空场嗣后充填技术是金属矿山进行安全、高效开采的重要手段，对地压控制具有十分显著的作用。受充填工艺等因素的影响，充填体内部通常存在大量形态各异的原生宏细观缺陷结构，在受到爆破等动荷载作用时充填体内宏细观缺陷结构发生活化、扩展，引起充填体失稳、破坏。项目采用理论和现场/室内测试相结合的方法，研究动荷载作用下充填体宏细观缺陷结构界面形态及其对应力波传播的影响规律，构建基于应力波界面反射效应的充填体能量耗散模型；基于动力参数测试及大型循环剪切实验，阐明充填体缺陷结构形态特征与动力行为响应关系，揭示动荷载-缺陷结构耦合作用下应变强化与损伤弱化效应对充填体强度劣化的影响机制；采用实时动态宏细观结构观测系统，研究充填体细观缺陷结构动态演化机理，揭示充填体细观结构与宏观力学性能响应机制，提出动荷载-缺陷结构耦合作用下的空场嗣后充填体强度准则。研究成果可为空场嗣后充填技术在金属矿山的大规模应用提供理论支撑。

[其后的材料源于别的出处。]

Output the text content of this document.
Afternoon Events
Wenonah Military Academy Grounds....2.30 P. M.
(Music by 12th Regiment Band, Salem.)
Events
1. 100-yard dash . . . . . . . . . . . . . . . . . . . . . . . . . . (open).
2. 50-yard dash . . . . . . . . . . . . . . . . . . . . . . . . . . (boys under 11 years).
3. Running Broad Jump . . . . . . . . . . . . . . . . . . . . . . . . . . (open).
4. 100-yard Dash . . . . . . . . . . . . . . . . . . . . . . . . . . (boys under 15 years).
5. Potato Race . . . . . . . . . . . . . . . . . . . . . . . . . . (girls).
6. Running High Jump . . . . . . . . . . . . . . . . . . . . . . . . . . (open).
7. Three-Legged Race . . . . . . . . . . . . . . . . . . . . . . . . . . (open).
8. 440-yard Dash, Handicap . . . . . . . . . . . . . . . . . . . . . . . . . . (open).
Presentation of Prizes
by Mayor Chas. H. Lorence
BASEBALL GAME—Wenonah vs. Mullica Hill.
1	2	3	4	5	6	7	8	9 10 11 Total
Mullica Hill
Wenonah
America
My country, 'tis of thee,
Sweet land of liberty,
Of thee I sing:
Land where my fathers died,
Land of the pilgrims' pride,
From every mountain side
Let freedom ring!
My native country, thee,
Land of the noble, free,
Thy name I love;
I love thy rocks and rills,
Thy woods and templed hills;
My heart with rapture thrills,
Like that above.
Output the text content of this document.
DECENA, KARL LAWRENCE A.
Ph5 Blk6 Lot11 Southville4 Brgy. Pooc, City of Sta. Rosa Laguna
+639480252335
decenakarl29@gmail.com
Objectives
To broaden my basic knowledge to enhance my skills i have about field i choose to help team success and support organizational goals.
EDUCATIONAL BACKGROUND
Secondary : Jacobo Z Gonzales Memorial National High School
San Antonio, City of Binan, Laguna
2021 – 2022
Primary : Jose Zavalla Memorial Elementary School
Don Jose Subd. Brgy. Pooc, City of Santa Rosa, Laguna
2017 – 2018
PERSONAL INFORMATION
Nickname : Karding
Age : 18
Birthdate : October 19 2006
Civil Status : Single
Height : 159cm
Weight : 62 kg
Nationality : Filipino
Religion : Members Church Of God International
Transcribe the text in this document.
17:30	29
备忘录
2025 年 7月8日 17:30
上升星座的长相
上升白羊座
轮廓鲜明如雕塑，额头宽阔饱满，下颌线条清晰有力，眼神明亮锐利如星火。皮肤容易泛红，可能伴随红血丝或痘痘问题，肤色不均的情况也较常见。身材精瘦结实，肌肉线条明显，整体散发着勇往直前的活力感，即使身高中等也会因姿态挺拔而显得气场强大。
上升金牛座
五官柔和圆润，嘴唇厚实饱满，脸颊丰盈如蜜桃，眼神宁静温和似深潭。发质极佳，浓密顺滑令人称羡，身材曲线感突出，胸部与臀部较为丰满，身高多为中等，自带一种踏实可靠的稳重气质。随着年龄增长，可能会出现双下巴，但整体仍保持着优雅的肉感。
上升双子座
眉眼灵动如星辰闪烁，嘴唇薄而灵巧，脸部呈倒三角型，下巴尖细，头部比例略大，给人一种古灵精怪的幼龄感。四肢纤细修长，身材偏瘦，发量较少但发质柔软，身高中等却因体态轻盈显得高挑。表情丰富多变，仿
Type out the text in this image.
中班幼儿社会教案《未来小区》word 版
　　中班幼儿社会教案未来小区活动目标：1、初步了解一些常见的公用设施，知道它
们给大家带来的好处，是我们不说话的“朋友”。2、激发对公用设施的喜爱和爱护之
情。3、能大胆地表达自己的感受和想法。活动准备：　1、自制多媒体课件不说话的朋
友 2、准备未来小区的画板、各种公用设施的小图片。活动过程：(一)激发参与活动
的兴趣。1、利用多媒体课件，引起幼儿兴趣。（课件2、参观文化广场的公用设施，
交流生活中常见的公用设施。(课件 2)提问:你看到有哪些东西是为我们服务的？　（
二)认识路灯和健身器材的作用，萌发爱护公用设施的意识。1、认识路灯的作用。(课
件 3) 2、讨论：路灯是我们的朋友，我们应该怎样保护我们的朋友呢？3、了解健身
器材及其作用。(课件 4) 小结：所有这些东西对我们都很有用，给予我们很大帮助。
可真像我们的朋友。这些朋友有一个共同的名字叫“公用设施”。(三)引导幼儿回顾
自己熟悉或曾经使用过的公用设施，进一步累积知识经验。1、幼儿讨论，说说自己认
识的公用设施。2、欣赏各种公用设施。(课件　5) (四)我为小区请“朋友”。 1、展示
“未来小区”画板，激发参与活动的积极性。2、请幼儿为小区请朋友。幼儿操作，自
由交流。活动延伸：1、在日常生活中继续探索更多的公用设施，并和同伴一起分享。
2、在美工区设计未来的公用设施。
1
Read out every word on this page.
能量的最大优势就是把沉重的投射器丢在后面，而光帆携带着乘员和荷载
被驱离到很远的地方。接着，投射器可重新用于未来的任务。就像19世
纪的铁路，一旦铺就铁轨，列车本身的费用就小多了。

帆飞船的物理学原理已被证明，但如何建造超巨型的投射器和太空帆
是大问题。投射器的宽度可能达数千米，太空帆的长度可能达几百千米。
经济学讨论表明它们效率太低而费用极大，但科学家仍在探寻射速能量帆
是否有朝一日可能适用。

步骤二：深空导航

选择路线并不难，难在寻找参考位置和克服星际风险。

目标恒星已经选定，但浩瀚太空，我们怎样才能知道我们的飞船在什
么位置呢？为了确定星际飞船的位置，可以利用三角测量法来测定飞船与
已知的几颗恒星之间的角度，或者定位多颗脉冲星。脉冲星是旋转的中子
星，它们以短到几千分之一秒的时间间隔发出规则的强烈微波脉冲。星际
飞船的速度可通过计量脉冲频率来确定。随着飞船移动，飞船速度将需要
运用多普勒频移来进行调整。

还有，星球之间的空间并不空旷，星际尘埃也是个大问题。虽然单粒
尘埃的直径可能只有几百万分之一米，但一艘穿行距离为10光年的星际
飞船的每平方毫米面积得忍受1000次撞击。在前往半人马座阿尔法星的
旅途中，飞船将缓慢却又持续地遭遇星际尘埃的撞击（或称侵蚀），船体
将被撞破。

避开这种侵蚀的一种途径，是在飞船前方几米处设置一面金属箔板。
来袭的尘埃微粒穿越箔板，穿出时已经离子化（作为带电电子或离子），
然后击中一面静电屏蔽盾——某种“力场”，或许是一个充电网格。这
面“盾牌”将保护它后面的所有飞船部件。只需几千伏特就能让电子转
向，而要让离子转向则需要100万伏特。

The open stoping subsequent filling technology has been acknowledged as an important method of safe and effective exploitation of metal mines due to its capability to efficiently control the underground pressure within a proper range. Massive primary macro- and micro-failures of various shapes are usually found inside the filling bodies, and this should be attributed to the applied filling technology, the stope’s surrounding, and other factors. When detonation and other actions exert dynamic loading, macro-micro failures within the filling bodies can be activated and expanded, resulting in the loss of stability and destruction of the bodies. Therefore, in order to maintain the stability of the filling bodies, it is significant to research the evolution and mechanism of the dynamic-loading-induced failure structures in the filling bodies. The research was conducted in three aspects: Firstly, the surface shape of the macro-micro failures in the filling bodies and the pattern of its influence on stress wave transmission were researched to provide the basis for construction of an energy dissipation model rooted in the stress wave interface reflection effect; secondly, the relationship between the features of the failure’s structural morphology and the dynamic behavioral responses was clarified, thereby exposing the mechanism of reducing the filling body strength with strain strengthening and damage weakening under the coupling of dynamic loads and failure structures; at last, the mechanism of the dynamic evolution of the microscopic failure structures and the response scheme for microscopic structures and macroscopic mechanical properties were clarified, and accordingly, the strength criteria of the filling bodies in open stopes under the coupling of dynamic loads and failures was proposed. The research achievements can theoretically support the massive application of the open stoping subsequent filling in metal mines.